Erica Sardarian: Natalie had worked on the film “Koch Brothers Exposed,” so she knew the town, but I had no idea some of these things were happening in this community. The contract to me is the most shocking, and if that’s not an admission of guilt, I don’t know what is. As things started to unfold, like the EPA being on the land and not doing anything, I was just shocked. There were so many moments where we as filmmakers were surprised and angry, but also at the same time we hold ourselves back and not get involved personally. There were so many times in the film where we all felt helpless.

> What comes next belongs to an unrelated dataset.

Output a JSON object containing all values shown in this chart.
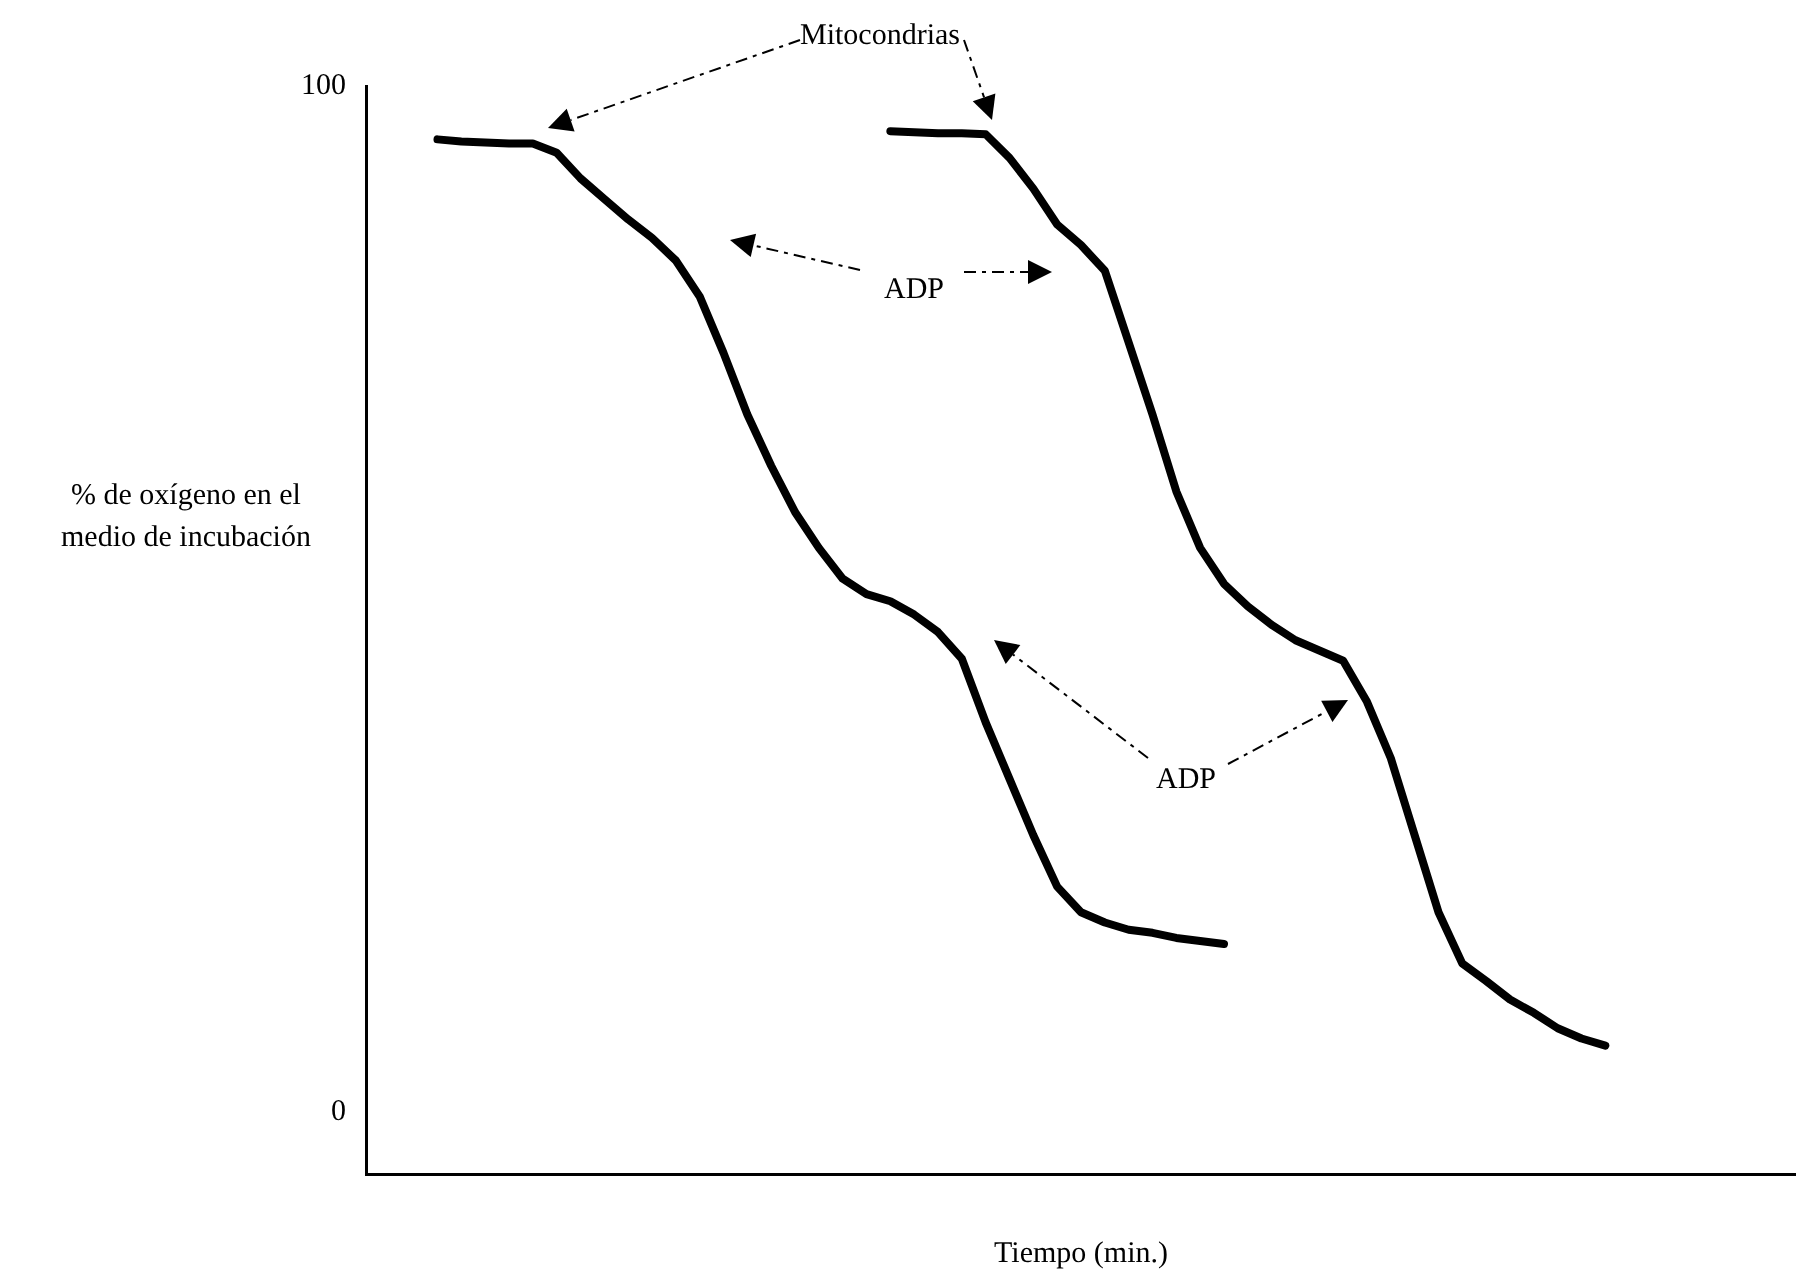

Natalie Kottke Masocco: The other thing about the health contract is that after we learned about it, we were blown away that a company could buy someone’s health and property rights and on Mr. Bouie’s street, a black neighborhood, they offered [contracts] starting at a few hundred dollars to sign back in the ’90s. A few streets over on Thurman Road, a white neighborhood, some of those folks were paid off a couple hundred thousand dollars and relocated because of pollution. None of the people on Penn Road where Mr. Bouie lived have been relocated, and they were offered substantially less money than the white neighborhood a few streets over. That is where this is an environmental justice issue because the predominately African-American people on Penn Road live right near the waste water discharge. A complaint was recently filed by Tulane environmental law clinic based off of this to ask the EPA to investigate this because these people are disproportionately affected by this pollution.
Although Erica mentions the need to hold back personally, at least did you find yourselves serving as a conduit for information between all these various parties figuring out what was going on?
Natalie Kottke Masocco: Yeah, we all collaborated in a way. It was very interesting because we started gathering health surveys five-and-a-half years ago. At first, there were only 30. Now there’s about 600 and those are funneled to the scientists like Anthony Samsel, Cheryl the Riverkeeper and then Tulane Environmental Law Clinic, so there was this information that we were all feeding each other and still are as it was happening. The Tulane Environmental Law Clinic’s work is really amazing on the issue and they’ve all been very collaborative, so everyone’s on the same page to put the most amount of pressure to building the biggest case we can build.
Sadly, since this ends on a note of being unresolved, when did you decide was the right time to stop filming?
Erica Sardarian: That was the toughest part in terms of our edit. We wanted it to end, like everyone, with a happy ending, and the town is still working towards getting that resolution. It was really hard for us to say, okay, we need to get this film out there, but with what’s happening now in Porter Ranch and Flint, Michigan, had this film been released six months ago or a year ago, it wouldn’t have garnered as much attention. It came to a point where we were all really happy with where were were at with the story and we’re excited to get it out there.
Natalie Kottke Masocco: I felt really proud of how long we stuck with it and really privileged being able to work with the community so deeply and document their struggle. And this is not over. Our real goal is to utilize this film as a vehicle for change in this town and we have very specific paths to put pressure on the EPA with this film — we want this pollution cleaned up, and we want the affected citizens relocated. This is the same situation as what’s happening in Flint, Michigan. Government regulators are looking the other way, and a lot of people are suffering, so we’re hoping that this film will get people angry to help make change.
“Company Town” opens in New York on September 8th.